Am reading the proof from here reproduced below:
Let $X$ be any real or complex Banach space of functions or equivalence classes of functions such that with $f\in X$ also $|f|\in X$ and $\||f|\| = \|f\|$ and let $\phi$ be a positive linear functional on $X$. It is easily seen that $|\phi(f)|\le 2\phi(|f|)$ for all $f\in X$.
Suppose that $\phi$ is unbounded.
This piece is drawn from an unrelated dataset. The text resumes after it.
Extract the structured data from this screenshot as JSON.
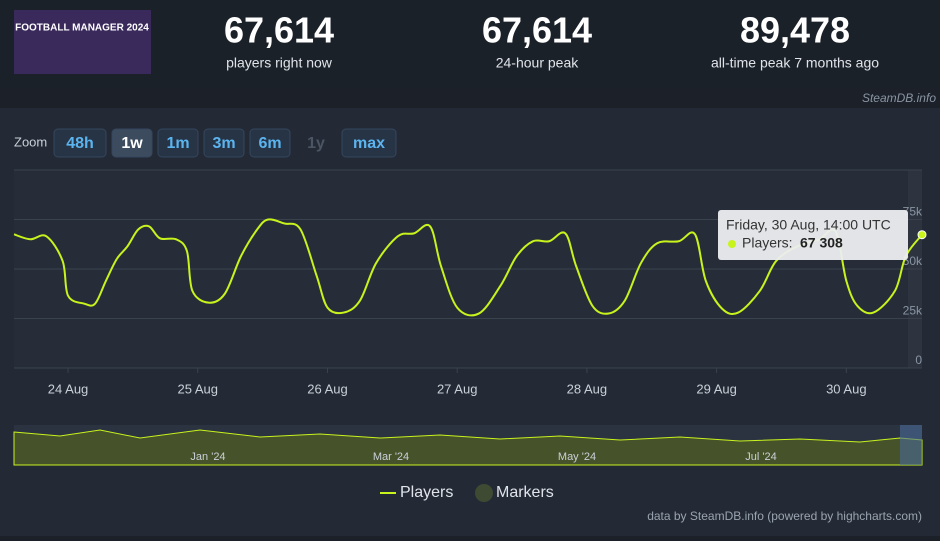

Then there exists a sequence $(f_n)\subset X$ with $\|f_n\|=1$ and $|\phi(f_n)|\ge 2\cdot 4^n$. Put $g_n := |f_n|\ge 0$. Then $\|g_n\|=1$ and $\phi(g_n)\ge 4^n$ for $n\in\mathbb N$. Define the function $h := \sum_{n=1}^\infty2^{-n}g_n\in X$. Then $h\ge 2^{-n}g_n$ for each $n\in\mathbb N$ and so $\phi(h)\ge 2^{-n}\phi(g_n)\ge 2^n$ for all $n\in\mathbb N$, which is impossible.
Question: Why do we have $h\ge 2^{-n}g_n$ for each $n\in \mathbb N$? This doesn't seem to follow from the assumptions made. Do we need $X$ to be an $L^p$ space with $1\leq p< \infty$?
It looks like we are using the property that if $f_n\geq 0$ for each $n$ and $f_n\to f$ with respect to $\|\cdot \|$ then $f\geq 0$. But why is this true?
Am I missing something? Thanks a lot for your help.
EDIT:
For the real case it seems that the natural requirement is to let $X$ be a Banach lattice . This will ensure that $|x|:=\sup\{x,-x\}\in X$ whenever $x\in X$, that $\||x|\| = \|x\|$, and that the positive cone $P := \{ x \in X : x\geq 0\}$ is closed (see here).
In the case where $X=L^p$ for some $1\leq p< \infty$ I believe we can argue as follows:
Choose a representative for $h$ and $\sum_{i=1}^n2^{-i}g_i$ for each $n$. Then $\sum_{i=1}^n2^{-i}g_i \to h$ in $L^p$ as $n\to \infty$. We can extract a subsequence $(n_k)$ with $\sum_{i=1}^{n_k}2^{-i}g_i \to h$ a.s. as $k\to \infty$. This implies that $h\ge 2^{-n}g_n$ a.s. for each $n\in \mathbb N$.